To be frank, this cannot be a component level option. Even with this option, it is incomplete; the component MVC would also have to become aware of this. Enabling/Disabling the action log plugins should fulfill this option/desire.

Also, the MVC is written in a way where it should always be able to log. In fact, the action log component serves as the audit log for com_privacy, even if you were to disable all of the related plugins. So there never can be an effective killswitch for the action logging system in the component otherwise we are forced to create yet another logging system internal to com_privacy that can't be disabled.

So, should i review this by removing enable/disable option, and then removing preset core extensions from loggeable extensions option ?
In order to have User Actions Log disabled by default (many sites won't need logs to be enabled, and it could impact performance and MySQL stability on some hosting...)

If you intend on a PR that disables logging by default, then the plugins should be set to disabled instead of enabled. Haven't looked at anything else on this PR, but for that point IMO it should not be a component level option.

Basically, the component is there to provide an API for reading and writing data. But the component should not prevent writing data in full.

If you intend on a PR that disables logging by default, then the plugins should be set to disabled instead of enabled. Haven't looked at anything else on this PR, but for that point IMO it should not be a component level option.

Well, i mean not having core extensions all selected by default, and the possibility to disable all (UX issue #22627 )

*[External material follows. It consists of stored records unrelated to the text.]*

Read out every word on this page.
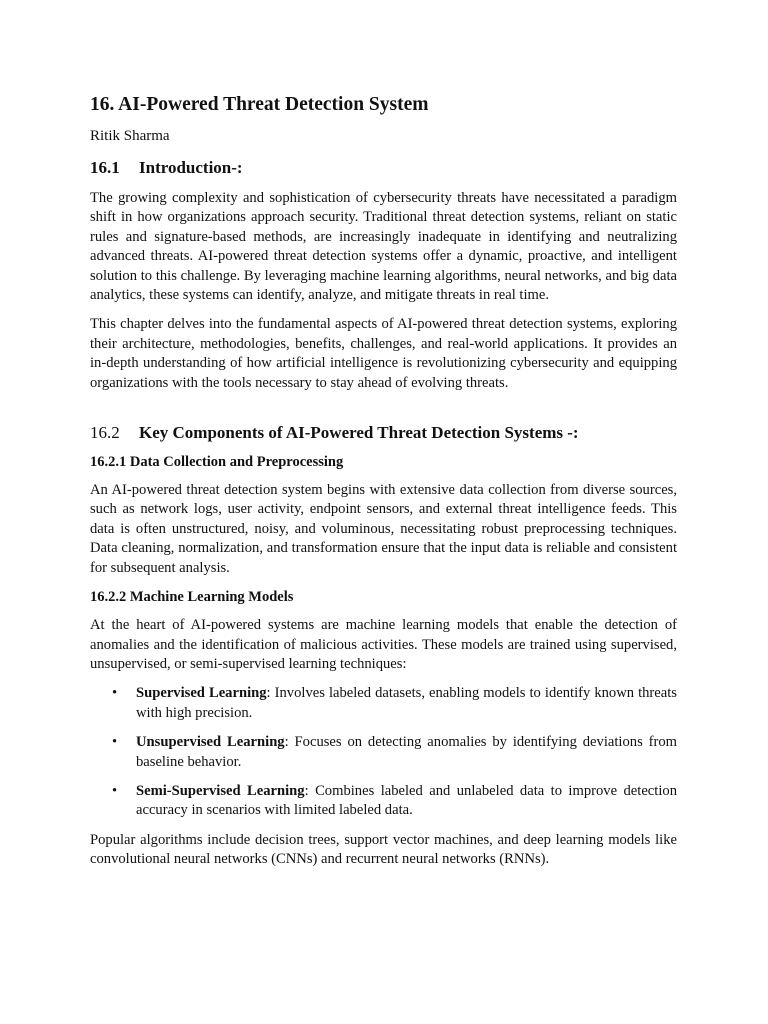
16. AI-Powered Threat Detection System
Ritik Sharma
16.1 Introduction-:

The growing complexity and sophistication of cybersecurity threats have necessitated a paradigm shift in how organizations approach security. Traditional threat detection systems, reliant on static rules and signature-based methods, are increasingly inadequate in identifying and neutralizing advanced threats. AI-powered threat detection systems offer a dynamic, proactive, and intelligent solution to this challenge. By leveraging machine learning algorithms, neural networks, and big data analytics, these systems can identify, analyze, and mitigate threats in real time.

This chapter delves into the fundamental aspects of AI-powered threat detection systems, exploring their architecture, methodologies, benefits, challenges, and real-world applications. It provides an in-depth understanding of how artificial intelligence is revolutionizing cybersecurity and equipping organizations with the tools necessary to stay ahead of evolving threats.

16.2 Key Components of AI-Powered Threat Detection Systems -:
16.2.1 Data Collection and Preprocessing

An AI-powered threat detection system begins with extensive data collection from diverse sources, such as network logs, user activity, endpoint sensors, and external threat intelligence feeds. This data is often unstructured, noisy, and voluminous, necessitating robust preprocessing techniques. Data cleaning, normalization, and transformation ensure that the input data is reliable and consistent for subsequent analysis.

16.2.2 Machine Learning Models

At the heart of AI-powered systems are machine learning models that enable the detection of anomalies and the identification of malicious activities. These models are trained using supervised, unsupervised, or semi-supervised learning techniques:

• Supervised Learning: Involves labeled datasets, enabling models to identify known threats with high precision.
• Unsupervised Learning: Focuses on detecting anomalies by identifying deviations from baseline behavior.
• Semi-Supervised Learning: Combines labeled and unlabeled data to improve detection accuracy in scenarios with limited labeled data.

Popular algorithms include decision trees, support vector machines, and deep learning models like convolutional neural networks (CNNs) and recurrent neural networks (RNNs).
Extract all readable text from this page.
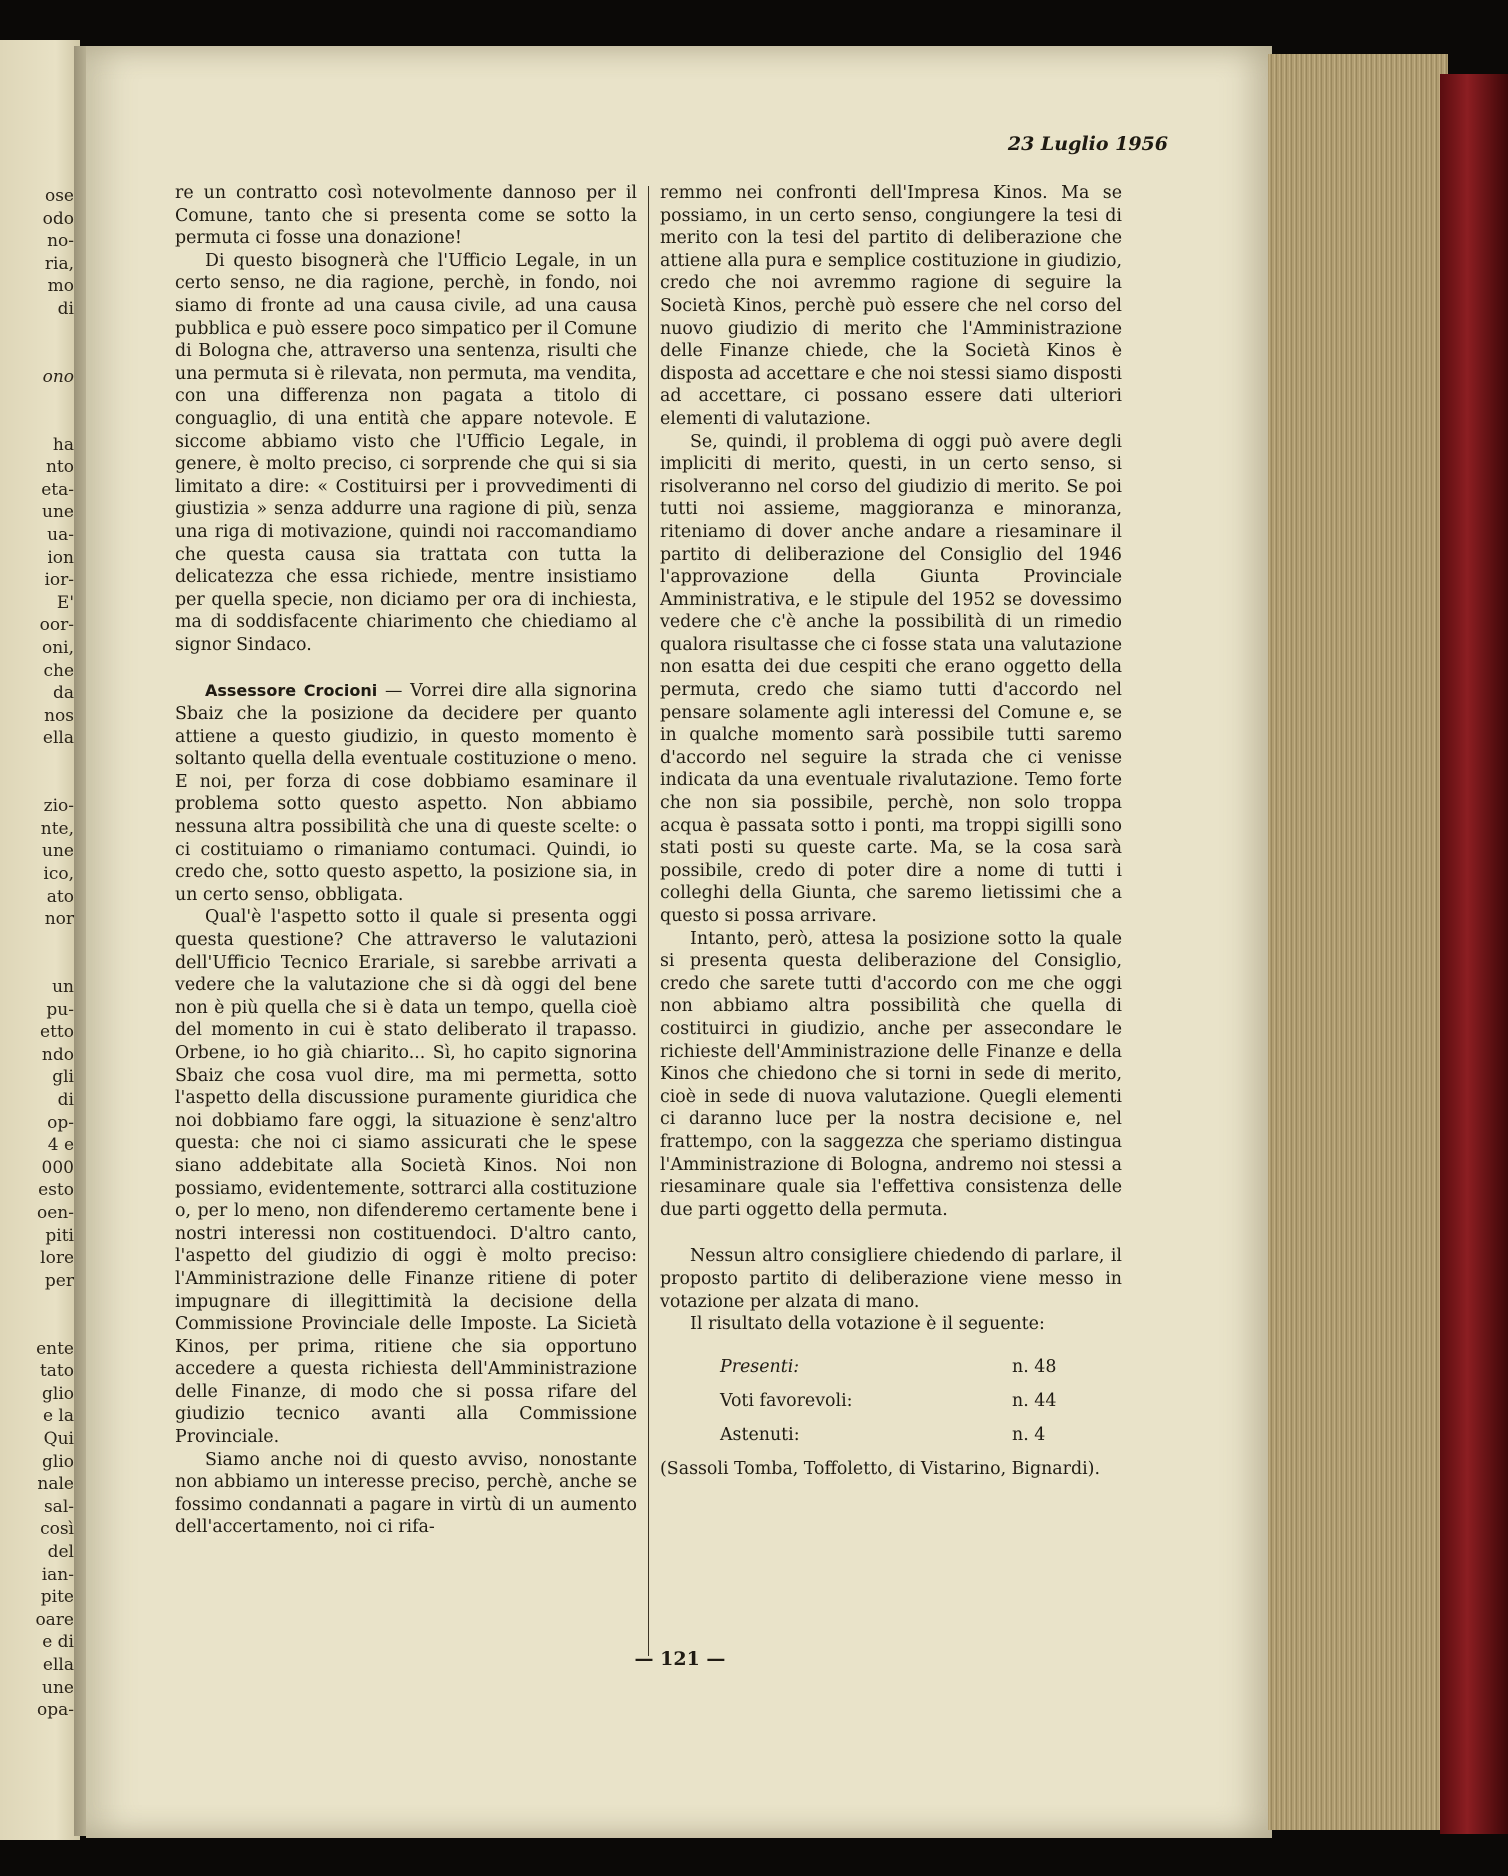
ose
odo
no-
ria,
mo
di
ono
ha
nto
eta-
une
ua-
ion
ior-
E'
oor-
oni,
che
da
nos
ella
zio-
nte,
une
ico,
ato
nor
un
pu-
etto
ndo
gli
di
op-
4 e
000
esto
oen-
piti
lore
per
ente
tato
glio
e la
Qui
glio
nale
sal-
così
del
ian-
pite
oare
e di
ella
une
opa-
23 Luglio 1956

re un contratto così notevolmente dannoso per il Comune, tanto che si presenta come se sotto la permuta ci fosse una donazione!

Di questo bisognerà che l'Ufficio Legale, in un certo senso, ne dia ragione, perchè, in fondo, noi siamo di fronte ad una causa civile, ad una causa pubblica e può essere poco simpatico per il Comune di Bologna che, attraverso una sentenza, risulti che una permuta si è rilevata, non permuta, ma vendita, con una differenza non pagata a titolo di conguaglio, di una entità che appare notevole. E siccome abbiamo visto che l'Ufficio Legale, in genere, è molto preciso, ci sorprende che qui si sia limitato a dire: « Costituirsi per i provvedimenti di giustizia » senza addurre una ragione di più, senza una riga di motivazione, quindi noi raccomandiamo che questa causa sia trattata con tutta la delicatezza che essa richiede, mentre insistiamo per quella specie, non diciamo per ora di inchiesta, ma di soddisfacente chiarimento che chiediamo al signor Sindaco.

Assessore Crocioni — Vorrei dire alla signorina Sbaiz che la posizione da decidere per quanto attiene a questo giudizio, in questo momento è soltanto quella della eventuale costituzione o meno. E noi, per forza di cose dobbiamo esaminare il problema sotto questo aspetto. Non abbiamo nessuna altra possibilità che una di queste scelte: o ci costituiamo o rimaniamo contumaci. Quindi, io credo che, sotto questo aspetto, la posizione sia, in un certo senso, obbligata.

Qual'è l'aspetto sotto il quale si presenta oggi questa questione? Che attraverso le valutazioni dell'Ufficio Tecnico Erariale, si sarebbe arrivati a vedere che la valutazione che si dà oggi del bene non è più quella che si è data un tempo, quella cioè del momento in cui è stato deliberato il trapasso. Orbene, io ho già chiarito... Sì, ho capito signorina Sbaiz che cosa vuol dire, ma mi permetta, sotto l'aspetto della discussione puramente giuridica che noi dobbiamo fare oggi, la situazione è senz'altro questa: che noi ci siamo assicurati che le spese siano addebitate alla Società Kinos. Noi non possiamo, evidentemente, sottrarci alla costituzione o, per lo meno, non difenderemo certamente bene i nostri interessi non costituendoci. D'altro canto, l'aspetto del giudizio di oggi è molto preciso: l'Amministrazione delle Finanze ritiene di poter impugnare di illegittimità la decisione della Commissione Provinciale delle Imposte. La Sicietà Kinos, per prima, ritiene che sia opportuno accedere a questa richiesta dell'Amministrazione delle Finanze, di modo che si possa rifare del giudizio tecnico avanti alla Commissione Provinciale.

Siamo anche noi di questo avviso, nonostante non abbiamo un interesse preciso, perchè, anche se fossimo condannati a pagare in virtù di un aumento dell'accertamento, noi ci rifa-

remmo nei confronti dell'Impresa Kinos. Ma se possiamo, in un certo senso, congiungere la tesi di merito con la tesi del partito di deliberazione che attiene alla pura e semplice costituzione in giudizio, credo che noi avremmo ragione di seguire la Società Kinos, perchè può essere che nel corso del nuovo giudizio di merito che l'Amministrazione delle Finanze chiede, che la Società Kinos è disposta ad accettare e che noi stessi siamo disposti ad accettare, ci possano essere dati ulteriori elementi di valutazione.

Se, quindi, il problema di oggi può avere degli impliciti di merito, questi, in un certo senso, si risolveranno nel corso del giudizio di merito. Se poi tutti noi assieme, maggioranza e minoranza, riteniamo di dover anche andare a riesaminare il partito di deliberazione del Consiglio del 1946 l'approvazione della Giunta Provinciale Amministrativa, e le stipule del 1952 se dovessimo vedere che c'è anche la possibilità di un rimedio qualora risultasse che ci fosse stata una valutazione non esatta dei due cespiti che erano oggetto della permuta, credo che siamo tutti d'accordo nel pensare solamente agli interessi del Comune e, se in qualche momento sarà possibile tutti saremo d'accordo nel seguire la strada che ci venisse indicata da una eventuale rivalutazione. Temo forte che non sia possibile, perchè, non solo troppa acqua è passata sotto i ponti, ma troppi sigilli sono stati posti su queste carte. Ma, se la cosa sarà possibile, credo di poter dire a nome di tutti i colleghi della Giunta, che saremo lietissimi che a questo si possa arrivare.

Intanto, però, attesa la posizione sotto la quale si presenta questa deliberazione del Consiglio, credo che sarete tutti d'accordo con me che oggi non abbiamo altra possibilità che quella di costituirci in giudizio, anche per assecondare le richieste dell'Amministrazione delle Finanze e della Kinos che chiedono che si torni in sede di merito, cioè in sede di nuova valutazione. Quegli elementi ci daranno luce per la nostra decisione e, nel frattempo, con la saggezza che speriamo distingua l'Amministrazione di Bologna, andremo noi stessi a riesaminare quale sia l'effettiva consistenza delle due parti oggetto della permuta.

Nessun altro consigliere chiedendo di parlare, il proposto partito di deliberazione viene messo in votazione per alzata di mano.

Il risultato della votazione è il seguente:

Presenti:	n. 48
Voti favorevoli:	n. 44
Astenuti:	n. 4

(Sassoli Tomba, Toffoletto, di Vistarino, Bignardi).

— 121 —
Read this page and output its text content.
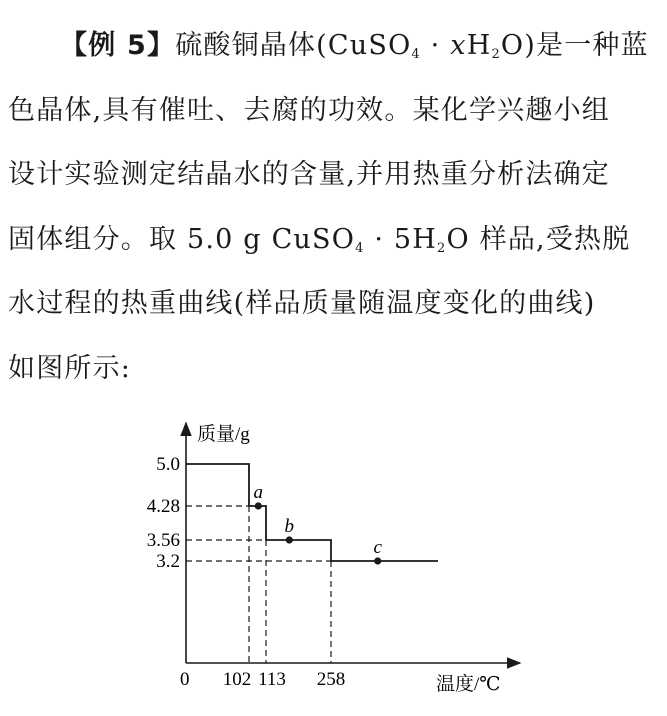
【例 5】硫酸铜晶体(CuSO$_4$ · $xH_2O$)是一种蓝
色晶体,具有催吐、去腐的功效。某化学兴趣小组
设计实验测定结晶水的含量,并用热重分析法确定
固体组分。取 5.0 g CuSO$_4$ · $5H_2O$ 样品,受热脱
水过程的热重曲线(样品质量随温度变化的曲线)
如图所示:
质量/g
温度/℃
0
5.0
4.28
3.56
3.2
102 113 258
a
b
c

Lastly, one thing to make clear in case there's any misunderstanding. This system is not logging literally every transaction that happens on a site. It does log things that perform save and delete actions, many admin related actions (extension install/uninstall type things), and user login activity (so for some ecommerce or forum oriented sites with large user bases, that can create a busy log system), but for sites where there is only one or two admins and no frontend authentication element there really should be minimal activity from this system.

So I get the concern that this can be performance impacting for larger sites, but it really shouldn't be as big of a performance concern as some might have thought.

Well, i mean not having core extensions all selected by default, and the possibility to disable all (UX issue)

Yeah, those bits are valid. Like I said, I really only singled out the "disable logging" option you've added to the component, which as I pointed out I don't think belongs for reasons already given (imagine if there were a similar killswitch option in com_finder for the indexer).

Yeah, those bits are valid. Like I said, I really only singled out the "disable logging" option you've added to the component, which as I pointed out I don't think belongs for reasons already given (imagine if there were a similar killswitch option in com_finder for the indexer).

Ok for the enable logging option, will remove.

About pre-selected core extensions, do you mean none selected by default could be an option (means database removal of pre-settings), or the possibility to disable all (by removing only form default element) ?

About pre-selected core extensions, do you mean none selected by default could be an option (means database removal of pre-settings), or the possibility to disable all (by removing only form default element) ?

The change you made here that allows a deselect/select all action is fine. And just leaving it defaulted to logging from all core extensions works. Otherwise you leave users to try and figure out what extensions should be logged when you actually turn the system on and possibly trying to figure out why nothing is being logged in the first place until they hit this config screen.

(Not to say that isn't a problem as extensions add support, but we can at least alleviate a potential pain point with core)

Thanks again @mbabker for the time you take to answer! ?

Otherwise you leave users to try and figure out what extensions should be logged when you actually turn the system on

The showon attributes could be removed then (this was one questionmark i had while adding showon...)

and possibly trying to figure out why nothing is being logged in the first place until they hit this config screen

Well, this could have been managed as for com_redirect (an alert message) ;-)

But this is not anymore the question, as logs may be enabled by default...

I will redo this PR with only checkboxes field improvement to select All/None (in this case, i have to remove the default attribute for loggeable_extensions to allow an empty selection).

I close here, and will redo the PR only for select all/none checkboxes field.